| The
Sweet Taste of Summer: Berry picking your way to heaven
by
Meg Olson
From
the first mid-June strawberry to the last of the high country
wild blueberries picked in the fall, berry season in our
northwest corner is the time to capture intense, pure flavor.
In the foothills of the Cascades you can nibble your way
through wild huckleberries, blueberries, blackberries and
thimbleberries like a bear. Farms and roadside stands throughout
Whatcom County and the British Columbia lower mainland offer
everything from succulent strawberries to enormous, exotic-tasting
tayberries.
“They always taste better with a little dirt on them,” Barbie
Kraght said when asked why pickers flock to Barbie’s
Berries to get their hands sticky-sweet picking buckets of
berries for jam, pies, the freezer or to gobble up fresh.
On a warm June afternoon the fields smell like syrup and,
finding the perfect, giant, juicy berry hiding under a leaf,
a little boy yells at his grandmother, “This is the
best one!” only to outdo himself with an even more
magnificent find a few minutes later.
Linda Haugen’s family farms raspberries, come into
their own three to four weeks after the strawberry season
gets rolling. This year she anticipates all the berry seasons
will be a little late because of a cool spring. “We
could use a little more sunshine here!” she said.
Whether they pick themselves or buy from their farm stand,
she said her customers get something extra for their drive
out to the farm. “Fresh, picked that day,” she
said. “They’re good – really, really good.” And
they’re good for you, Haugen adds, packed with vitamin
C and antioxidants. She recommends freezing them individually
on a baking sheet and packing them into bags so that “you
can pop some on your cereal every morning” and taste
summer all year. Her family also demands her famous freezer
jam. ‘It just tastes like the fresh fruit,” she
said.
Blueberry farmer Harry Williams said people come for the
experience as much as for the fresh product. “They
care about their food and they want to see where it comes
from,” he said.
Even unadorned berry picking trips are festive, driving down
the road in a car swirling with sweet, bright aroma. However,
many berry farms add to the experience with shops that bake
pies or sell jams and jellies, play areas for kids and petting
zoos. At Krause Brothers Farm in Aldergrove B.C. they recommend
you call ahead if you want one of their berry pies, baked
fresh every morning and sold out by noon. McPhail’s
Berry Farm between Birch Bay and Lynden has a spot for a
picnic break and demonstration gardens to stroll in between
bouts of picking.
You can spot the novice berry picker, eating their way down
the row – to snack is acceptable but to gorge is just
rude. “We do try and discourage it,” Kraght said,
while acknowledging sometimes you can’t help it with
a big juicy raspberry hanging in front of your nose. She
hopes a trip to the farm and a chance to meet the farmer
will help consumers respect what they put into their product,
and save some money buying from them directly.

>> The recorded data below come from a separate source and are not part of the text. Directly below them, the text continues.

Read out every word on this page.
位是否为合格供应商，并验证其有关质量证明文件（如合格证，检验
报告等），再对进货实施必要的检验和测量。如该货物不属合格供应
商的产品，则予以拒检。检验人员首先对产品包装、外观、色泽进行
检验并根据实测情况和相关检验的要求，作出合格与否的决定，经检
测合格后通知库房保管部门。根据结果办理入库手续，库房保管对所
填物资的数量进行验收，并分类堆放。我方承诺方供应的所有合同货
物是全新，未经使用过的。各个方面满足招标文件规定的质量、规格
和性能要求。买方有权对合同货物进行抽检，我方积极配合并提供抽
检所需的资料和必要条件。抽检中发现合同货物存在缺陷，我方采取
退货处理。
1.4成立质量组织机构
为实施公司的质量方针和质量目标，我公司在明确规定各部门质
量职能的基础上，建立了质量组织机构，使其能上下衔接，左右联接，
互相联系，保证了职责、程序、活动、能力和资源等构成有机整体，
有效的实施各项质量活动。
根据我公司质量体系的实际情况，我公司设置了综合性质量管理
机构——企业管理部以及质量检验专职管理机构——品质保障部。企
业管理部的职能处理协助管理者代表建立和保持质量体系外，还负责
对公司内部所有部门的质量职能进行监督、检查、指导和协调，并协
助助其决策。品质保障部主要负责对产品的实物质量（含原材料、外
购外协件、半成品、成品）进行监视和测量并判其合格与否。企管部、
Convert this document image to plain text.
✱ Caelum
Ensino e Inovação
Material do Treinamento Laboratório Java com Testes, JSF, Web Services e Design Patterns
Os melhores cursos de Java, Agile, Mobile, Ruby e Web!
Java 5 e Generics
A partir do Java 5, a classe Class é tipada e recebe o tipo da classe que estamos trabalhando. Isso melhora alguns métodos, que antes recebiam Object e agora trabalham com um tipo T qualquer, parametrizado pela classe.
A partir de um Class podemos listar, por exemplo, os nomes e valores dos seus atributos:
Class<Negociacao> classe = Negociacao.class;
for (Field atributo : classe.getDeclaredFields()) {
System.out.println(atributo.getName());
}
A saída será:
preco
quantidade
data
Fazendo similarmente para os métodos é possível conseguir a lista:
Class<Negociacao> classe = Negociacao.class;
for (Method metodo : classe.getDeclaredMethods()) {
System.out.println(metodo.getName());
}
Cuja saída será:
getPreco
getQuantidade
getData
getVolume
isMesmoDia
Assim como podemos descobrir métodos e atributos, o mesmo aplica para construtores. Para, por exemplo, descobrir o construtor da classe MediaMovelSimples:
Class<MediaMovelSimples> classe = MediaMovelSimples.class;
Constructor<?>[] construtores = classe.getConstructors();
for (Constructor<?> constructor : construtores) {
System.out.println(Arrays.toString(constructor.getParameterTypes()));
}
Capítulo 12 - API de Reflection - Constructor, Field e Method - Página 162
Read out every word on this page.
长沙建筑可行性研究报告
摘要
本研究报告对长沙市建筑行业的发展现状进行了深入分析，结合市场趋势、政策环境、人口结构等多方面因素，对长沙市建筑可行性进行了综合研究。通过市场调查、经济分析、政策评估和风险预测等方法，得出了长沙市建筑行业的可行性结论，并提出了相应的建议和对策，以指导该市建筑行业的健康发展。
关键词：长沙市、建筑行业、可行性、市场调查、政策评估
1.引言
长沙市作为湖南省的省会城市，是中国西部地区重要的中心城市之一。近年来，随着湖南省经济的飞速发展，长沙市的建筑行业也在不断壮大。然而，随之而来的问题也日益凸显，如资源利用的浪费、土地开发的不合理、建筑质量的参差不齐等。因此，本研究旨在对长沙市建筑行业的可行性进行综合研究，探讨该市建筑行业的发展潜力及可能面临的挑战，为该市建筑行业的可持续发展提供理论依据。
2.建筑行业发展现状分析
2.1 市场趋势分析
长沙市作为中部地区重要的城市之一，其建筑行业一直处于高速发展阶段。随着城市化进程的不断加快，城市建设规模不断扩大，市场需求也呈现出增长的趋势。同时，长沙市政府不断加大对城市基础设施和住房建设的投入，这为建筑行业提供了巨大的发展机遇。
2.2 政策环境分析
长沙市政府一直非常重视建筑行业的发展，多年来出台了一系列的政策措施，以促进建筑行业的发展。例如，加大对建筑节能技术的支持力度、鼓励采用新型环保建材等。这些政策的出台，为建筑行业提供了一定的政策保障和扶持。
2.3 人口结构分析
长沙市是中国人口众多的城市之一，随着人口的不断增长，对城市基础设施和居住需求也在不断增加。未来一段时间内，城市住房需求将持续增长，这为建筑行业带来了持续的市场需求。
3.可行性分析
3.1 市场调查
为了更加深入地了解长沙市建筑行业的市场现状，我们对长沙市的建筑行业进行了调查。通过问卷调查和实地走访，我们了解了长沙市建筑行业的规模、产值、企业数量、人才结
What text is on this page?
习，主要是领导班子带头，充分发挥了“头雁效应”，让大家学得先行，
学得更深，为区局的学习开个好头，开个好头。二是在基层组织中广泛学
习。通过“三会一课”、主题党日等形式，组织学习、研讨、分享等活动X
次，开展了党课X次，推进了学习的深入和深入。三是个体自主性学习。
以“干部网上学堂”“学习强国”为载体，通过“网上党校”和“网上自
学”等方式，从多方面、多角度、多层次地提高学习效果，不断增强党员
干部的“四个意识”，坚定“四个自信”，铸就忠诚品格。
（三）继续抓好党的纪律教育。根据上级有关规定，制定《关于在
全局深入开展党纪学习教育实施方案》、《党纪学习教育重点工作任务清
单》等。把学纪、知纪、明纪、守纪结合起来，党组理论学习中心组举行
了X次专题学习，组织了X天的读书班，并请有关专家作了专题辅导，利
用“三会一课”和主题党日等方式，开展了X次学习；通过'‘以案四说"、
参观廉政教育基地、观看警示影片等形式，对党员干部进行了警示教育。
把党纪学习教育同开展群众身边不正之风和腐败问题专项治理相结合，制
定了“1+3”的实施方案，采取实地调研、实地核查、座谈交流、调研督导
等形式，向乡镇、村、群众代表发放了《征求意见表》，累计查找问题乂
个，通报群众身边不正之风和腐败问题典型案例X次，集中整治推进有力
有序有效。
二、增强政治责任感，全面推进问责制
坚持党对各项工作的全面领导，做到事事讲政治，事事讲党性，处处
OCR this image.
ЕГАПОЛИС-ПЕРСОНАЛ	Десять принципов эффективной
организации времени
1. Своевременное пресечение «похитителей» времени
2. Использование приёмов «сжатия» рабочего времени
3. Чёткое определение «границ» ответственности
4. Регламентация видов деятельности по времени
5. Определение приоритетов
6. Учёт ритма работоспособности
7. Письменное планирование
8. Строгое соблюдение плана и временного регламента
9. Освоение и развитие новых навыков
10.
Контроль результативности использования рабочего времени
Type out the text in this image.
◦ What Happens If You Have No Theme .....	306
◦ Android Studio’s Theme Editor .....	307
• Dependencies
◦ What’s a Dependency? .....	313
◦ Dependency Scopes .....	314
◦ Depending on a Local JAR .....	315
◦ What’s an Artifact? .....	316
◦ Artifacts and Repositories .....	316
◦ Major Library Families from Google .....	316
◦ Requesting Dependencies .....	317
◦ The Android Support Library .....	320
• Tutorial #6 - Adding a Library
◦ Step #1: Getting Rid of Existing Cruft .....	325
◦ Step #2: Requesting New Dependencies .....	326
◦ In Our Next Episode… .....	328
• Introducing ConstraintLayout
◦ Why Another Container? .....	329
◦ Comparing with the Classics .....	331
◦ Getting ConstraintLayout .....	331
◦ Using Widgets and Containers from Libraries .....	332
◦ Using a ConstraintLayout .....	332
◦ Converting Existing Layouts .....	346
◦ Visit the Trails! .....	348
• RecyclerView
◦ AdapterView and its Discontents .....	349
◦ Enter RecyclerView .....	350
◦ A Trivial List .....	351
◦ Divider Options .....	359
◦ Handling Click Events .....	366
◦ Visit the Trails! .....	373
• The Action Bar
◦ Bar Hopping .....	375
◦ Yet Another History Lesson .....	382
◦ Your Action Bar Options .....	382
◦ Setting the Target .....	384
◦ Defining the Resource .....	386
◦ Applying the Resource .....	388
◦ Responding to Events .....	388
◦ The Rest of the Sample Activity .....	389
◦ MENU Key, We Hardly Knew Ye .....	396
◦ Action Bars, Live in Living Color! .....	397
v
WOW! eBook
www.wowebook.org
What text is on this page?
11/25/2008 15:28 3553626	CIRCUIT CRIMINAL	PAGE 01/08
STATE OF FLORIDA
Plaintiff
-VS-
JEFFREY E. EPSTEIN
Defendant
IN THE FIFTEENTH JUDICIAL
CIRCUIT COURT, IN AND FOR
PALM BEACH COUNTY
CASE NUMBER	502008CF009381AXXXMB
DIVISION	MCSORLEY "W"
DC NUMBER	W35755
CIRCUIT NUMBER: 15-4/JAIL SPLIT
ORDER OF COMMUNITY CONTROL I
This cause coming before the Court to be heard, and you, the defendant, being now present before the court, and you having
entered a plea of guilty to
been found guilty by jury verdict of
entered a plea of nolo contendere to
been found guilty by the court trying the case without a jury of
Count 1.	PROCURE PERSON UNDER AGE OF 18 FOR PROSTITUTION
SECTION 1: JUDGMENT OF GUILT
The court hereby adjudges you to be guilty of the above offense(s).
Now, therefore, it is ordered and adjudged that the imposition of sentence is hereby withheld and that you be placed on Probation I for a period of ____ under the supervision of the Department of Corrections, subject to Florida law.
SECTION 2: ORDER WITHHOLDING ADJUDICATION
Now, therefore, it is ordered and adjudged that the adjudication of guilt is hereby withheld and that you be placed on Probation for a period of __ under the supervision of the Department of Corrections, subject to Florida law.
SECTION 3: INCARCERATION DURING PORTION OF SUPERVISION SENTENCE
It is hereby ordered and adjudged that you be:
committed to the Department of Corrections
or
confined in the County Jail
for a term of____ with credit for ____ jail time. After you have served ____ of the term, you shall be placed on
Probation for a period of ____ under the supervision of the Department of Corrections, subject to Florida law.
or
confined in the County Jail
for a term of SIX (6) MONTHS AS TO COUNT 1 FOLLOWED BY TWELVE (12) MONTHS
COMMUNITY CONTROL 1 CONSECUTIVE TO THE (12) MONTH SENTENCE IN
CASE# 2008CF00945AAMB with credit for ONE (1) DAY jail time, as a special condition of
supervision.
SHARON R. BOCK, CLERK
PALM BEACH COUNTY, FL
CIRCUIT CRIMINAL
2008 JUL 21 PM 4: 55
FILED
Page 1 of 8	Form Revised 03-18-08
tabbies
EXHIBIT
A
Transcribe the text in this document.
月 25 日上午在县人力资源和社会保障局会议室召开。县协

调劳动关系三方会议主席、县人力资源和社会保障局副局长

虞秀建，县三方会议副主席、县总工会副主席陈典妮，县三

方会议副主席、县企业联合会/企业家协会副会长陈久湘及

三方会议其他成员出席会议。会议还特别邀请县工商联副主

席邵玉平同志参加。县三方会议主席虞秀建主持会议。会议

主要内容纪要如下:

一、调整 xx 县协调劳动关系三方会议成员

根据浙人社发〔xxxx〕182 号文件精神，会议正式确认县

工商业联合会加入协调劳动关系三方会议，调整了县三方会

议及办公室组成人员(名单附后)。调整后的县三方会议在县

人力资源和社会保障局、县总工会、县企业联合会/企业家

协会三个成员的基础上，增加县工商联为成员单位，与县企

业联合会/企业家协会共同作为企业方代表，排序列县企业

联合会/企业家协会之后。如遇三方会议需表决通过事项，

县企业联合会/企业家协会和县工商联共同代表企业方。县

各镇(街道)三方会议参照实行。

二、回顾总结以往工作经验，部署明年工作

Another way to tell an experienced u-picker is their gear:
buckets, cooler, sunhat, water. Many farms don’t offer
containers for picking, and a trip home in a grocery bag
leads to squashed berries and a dripping mess.
Raspberries are especially sensitive to the heat. Bring a
cooler full of cold drinks that can be consumed by pickers
and then their place taken by berries.